Cable Technology Feature Article
FCC Approves Google TV White Space Database for Use
By Tara Seals, TMCnet Contributor
The exponential growth of wireless data traffic has created a strain on communications infrastructures in a world where spectrum resources are finite. TV white spaces, which are frequency bands once occupied by TV broadcast but now vacated by the move to digital television, are considered prime real estate for supporting mobile broadband and machine to machine (M2M) communications outside of the typical—and scarce—3G and 4G bands.
TV white spaces also offer attractive propagation attributes, such as the ability to travel over longer distances and penetrate more obstacles such as trees, hills and buildings than technologies using higher frequencies, including conventional Wi-Fi. And, being unlicensed, they offer the opportunities to roll out low-cost broadband in underserved areas. California ISP Cal.Net launched a consumer white space broadband service in California’s Gold Country region, which features challenging, hilly terrain, delivering 2–4Mbps Internet to residents.

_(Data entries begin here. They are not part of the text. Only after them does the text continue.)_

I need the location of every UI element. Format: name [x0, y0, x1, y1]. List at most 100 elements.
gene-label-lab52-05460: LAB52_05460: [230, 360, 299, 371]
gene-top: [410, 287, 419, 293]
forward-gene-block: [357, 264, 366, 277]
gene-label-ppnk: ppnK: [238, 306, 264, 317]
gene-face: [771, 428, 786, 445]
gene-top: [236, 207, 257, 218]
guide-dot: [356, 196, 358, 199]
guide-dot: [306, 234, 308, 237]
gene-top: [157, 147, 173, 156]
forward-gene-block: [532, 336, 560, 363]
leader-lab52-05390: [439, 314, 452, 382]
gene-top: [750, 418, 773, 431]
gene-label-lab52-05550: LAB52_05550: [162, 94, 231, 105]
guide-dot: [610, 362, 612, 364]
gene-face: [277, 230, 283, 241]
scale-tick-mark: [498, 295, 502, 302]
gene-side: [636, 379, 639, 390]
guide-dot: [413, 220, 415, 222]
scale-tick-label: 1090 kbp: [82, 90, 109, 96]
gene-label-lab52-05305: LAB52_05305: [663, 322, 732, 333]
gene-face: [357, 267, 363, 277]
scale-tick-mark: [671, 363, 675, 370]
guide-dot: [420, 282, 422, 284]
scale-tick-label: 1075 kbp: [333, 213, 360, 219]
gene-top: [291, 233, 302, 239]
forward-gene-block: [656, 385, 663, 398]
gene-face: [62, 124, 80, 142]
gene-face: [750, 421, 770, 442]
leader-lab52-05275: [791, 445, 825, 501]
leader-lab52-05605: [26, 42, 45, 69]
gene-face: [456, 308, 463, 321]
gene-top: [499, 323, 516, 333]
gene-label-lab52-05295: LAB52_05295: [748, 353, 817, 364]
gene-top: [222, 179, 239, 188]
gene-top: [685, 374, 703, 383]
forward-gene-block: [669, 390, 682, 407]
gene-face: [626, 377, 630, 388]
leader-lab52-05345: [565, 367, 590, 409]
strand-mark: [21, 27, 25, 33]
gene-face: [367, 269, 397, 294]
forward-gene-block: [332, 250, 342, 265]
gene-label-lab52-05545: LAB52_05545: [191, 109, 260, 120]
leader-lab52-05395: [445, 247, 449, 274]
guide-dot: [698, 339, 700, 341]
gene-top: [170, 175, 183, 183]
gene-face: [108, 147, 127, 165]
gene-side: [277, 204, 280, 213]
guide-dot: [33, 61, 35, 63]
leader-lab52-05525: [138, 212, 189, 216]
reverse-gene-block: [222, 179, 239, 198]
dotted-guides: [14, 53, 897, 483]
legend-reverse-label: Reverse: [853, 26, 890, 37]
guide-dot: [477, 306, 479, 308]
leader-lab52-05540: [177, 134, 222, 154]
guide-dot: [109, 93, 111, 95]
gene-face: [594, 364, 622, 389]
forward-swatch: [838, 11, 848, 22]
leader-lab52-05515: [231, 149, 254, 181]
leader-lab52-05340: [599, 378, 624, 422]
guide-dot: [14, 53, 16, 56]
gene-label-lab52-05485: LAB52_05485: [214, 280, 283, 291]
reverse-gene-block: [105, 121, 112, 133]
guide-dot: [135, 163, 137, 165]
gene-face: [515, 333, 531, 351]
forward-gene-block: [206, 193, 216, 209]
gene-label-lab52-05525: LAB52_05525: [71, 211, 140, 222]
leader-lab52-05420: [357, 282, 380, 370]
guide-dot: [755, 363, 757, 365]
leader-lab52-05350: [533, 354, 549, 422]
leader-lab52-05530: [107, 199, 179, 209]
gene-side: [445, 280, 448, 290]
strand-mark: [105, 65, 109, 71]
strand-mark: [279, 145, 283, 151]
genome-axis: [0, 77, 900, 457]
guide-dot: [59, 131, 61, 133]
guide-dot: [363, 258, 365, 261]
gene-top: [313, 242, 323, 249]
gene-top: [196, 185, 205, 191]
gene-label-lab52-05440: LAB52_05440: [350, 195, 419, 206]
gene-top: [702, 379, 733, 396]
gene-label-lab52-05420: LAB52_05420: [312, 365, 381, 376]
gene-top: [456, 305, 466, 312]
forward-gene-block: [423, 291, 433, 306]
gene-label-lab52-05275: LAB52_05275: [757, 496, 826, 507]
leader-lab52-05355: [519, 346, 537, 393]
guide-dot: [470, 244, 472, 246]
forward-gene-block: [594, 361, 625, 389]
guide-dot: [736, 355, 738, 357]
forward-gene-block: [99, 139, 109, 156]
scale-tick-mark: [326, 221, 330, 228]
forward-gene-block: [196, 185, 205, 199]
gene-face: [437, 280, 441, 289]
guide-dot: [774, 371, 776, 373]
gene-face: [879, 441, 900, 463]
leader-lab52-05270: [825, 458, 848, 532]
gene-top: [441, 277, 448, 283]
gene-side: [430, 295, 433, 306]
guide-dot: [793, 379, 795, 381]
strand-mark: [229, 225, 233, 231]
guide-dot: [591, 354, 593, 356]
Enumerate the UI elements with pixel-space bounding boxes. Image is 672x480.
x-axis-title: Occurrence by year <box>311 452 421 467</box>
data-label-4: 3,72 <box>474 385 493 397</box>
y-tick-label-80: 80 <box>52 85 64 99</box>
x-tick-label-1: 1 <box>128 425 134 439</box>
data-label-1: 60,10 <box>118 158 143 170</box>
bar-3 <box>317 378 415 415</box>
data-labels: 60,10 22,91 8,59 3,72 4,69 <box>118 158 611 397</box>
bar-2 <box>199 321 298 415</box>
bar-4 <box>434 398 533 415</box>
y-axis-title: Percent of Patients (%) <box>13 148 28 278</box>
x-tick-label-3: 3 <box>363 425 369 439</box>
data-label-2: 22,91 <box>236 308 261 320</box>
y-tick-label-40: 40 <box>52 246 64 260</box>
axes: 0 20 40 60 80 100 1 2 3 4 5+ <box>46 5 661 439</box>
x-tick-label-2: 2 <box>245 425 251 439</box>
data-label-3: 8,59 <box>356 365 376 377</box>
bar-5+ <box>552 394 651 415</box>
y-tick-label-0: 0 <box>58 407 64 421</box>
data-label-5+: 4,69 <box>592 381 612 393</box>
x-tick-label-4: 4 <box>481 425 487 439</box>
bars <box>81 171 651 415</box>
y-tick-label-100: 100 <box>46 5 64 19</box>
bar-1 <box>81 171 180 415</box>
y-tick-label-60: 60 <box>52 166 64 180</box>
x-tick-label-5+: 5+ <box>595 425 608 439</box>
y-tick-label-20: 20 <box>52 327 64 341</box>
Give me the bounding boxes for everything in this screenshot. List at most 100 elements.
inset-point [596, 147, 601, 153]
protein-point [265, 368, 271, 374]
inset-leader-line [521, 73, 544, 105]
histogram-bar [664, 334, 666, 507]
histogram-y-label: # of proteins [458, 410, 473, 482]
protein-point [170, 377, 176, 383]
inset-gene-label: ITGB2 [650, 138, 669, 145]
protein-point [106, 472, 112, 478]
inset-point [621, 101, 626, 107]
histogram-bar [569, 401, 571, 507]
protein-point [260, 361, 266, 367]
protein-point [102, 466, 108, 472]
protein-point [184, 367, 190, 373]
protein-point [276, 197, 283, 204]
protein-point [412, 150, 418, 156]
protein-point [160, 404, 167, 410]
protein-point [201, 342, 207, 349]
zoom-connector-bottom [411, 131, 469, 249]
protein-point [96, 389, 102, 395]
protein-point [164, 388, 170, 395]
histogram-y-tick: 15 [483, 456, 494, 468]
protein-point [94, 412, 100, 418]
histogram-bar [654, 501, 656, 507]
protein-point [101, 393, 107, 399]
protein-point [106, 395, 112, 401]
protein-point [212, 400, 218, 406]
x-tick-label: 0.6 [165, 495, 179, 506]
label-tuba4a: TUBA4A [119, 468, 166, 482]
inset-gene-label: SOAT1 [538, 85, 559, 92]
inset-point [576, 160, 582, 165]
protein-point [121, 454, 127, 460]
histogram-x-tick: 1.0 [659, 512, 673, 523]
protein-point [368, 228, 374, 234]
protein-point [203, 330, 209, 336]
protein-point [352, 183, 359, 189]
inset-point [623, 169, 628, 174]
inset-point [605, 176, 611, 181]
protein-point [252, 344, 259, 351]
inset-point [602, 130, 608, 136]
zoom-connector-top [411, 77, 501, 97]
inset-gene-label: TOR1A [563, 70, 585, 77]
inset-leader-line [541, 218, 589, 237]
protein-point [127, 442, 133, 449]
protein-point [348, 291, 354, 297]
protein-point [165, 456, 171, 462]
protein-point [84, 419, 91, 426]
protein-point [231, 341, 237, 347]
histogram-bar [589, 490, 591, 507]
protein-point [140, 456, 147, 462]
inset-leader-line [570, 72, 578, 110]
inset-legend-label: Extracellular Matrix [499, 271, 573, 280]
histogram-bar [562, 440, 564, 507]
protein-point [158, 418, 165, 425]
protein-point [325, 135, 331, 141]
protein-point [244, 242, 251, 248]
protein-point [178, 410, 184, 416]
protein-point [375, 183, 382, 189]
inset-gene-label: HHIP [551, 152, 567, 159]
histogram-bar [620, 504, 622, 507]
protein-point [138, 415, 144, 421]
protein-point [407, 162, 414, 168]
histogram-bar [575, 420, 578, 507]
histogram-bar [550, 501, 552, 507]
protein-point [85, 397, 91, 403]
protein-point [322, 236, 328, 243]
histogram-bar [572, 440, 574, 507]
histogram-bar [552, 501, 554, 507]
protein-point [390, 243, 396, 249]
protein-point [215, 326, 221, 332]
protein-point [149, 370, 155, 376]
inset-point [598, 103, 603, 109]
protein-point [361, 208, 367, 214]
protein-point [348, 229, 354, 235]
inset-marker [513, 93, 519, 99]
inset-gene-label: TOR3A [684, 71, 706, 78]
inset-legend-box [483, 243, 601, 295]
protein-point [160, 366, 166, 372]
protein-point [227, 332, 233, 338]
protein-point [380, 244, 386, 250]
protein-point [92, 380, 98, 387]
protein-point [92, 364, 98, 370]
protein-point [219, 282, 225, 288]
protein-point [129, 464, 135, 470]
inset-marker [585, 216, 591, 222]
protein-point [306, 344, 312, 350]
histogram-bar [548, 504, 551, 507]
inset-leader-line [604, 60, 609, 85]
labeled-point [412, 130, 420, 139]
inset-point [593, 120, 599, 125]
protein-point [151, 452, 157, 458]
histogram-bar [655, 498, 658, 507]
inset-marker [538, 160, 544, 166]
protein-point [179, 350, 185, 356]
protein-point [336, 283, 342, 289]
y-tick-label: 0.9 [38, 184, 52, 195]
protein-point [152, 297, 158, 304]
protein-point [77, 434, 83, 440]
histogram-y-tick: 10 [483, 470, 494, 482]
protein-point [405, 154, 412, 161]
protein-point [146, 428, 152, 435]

However, white spaces tend to be adjacent to operating broadcast frequencies, and are often used for local unlicensed applications in any given market. This has raised the question of how to avoid interference and potential local broadcast degradation—the answer to which is to create databases of which channels are occupied by which services, against which any new service must be checked.
Several providers have offered to take up the database chore, including Google and Telcordia (News - Alert) (also approved). Key Bridge Global meanwhile finished a database trial in April, but is still awaiting FCC approval.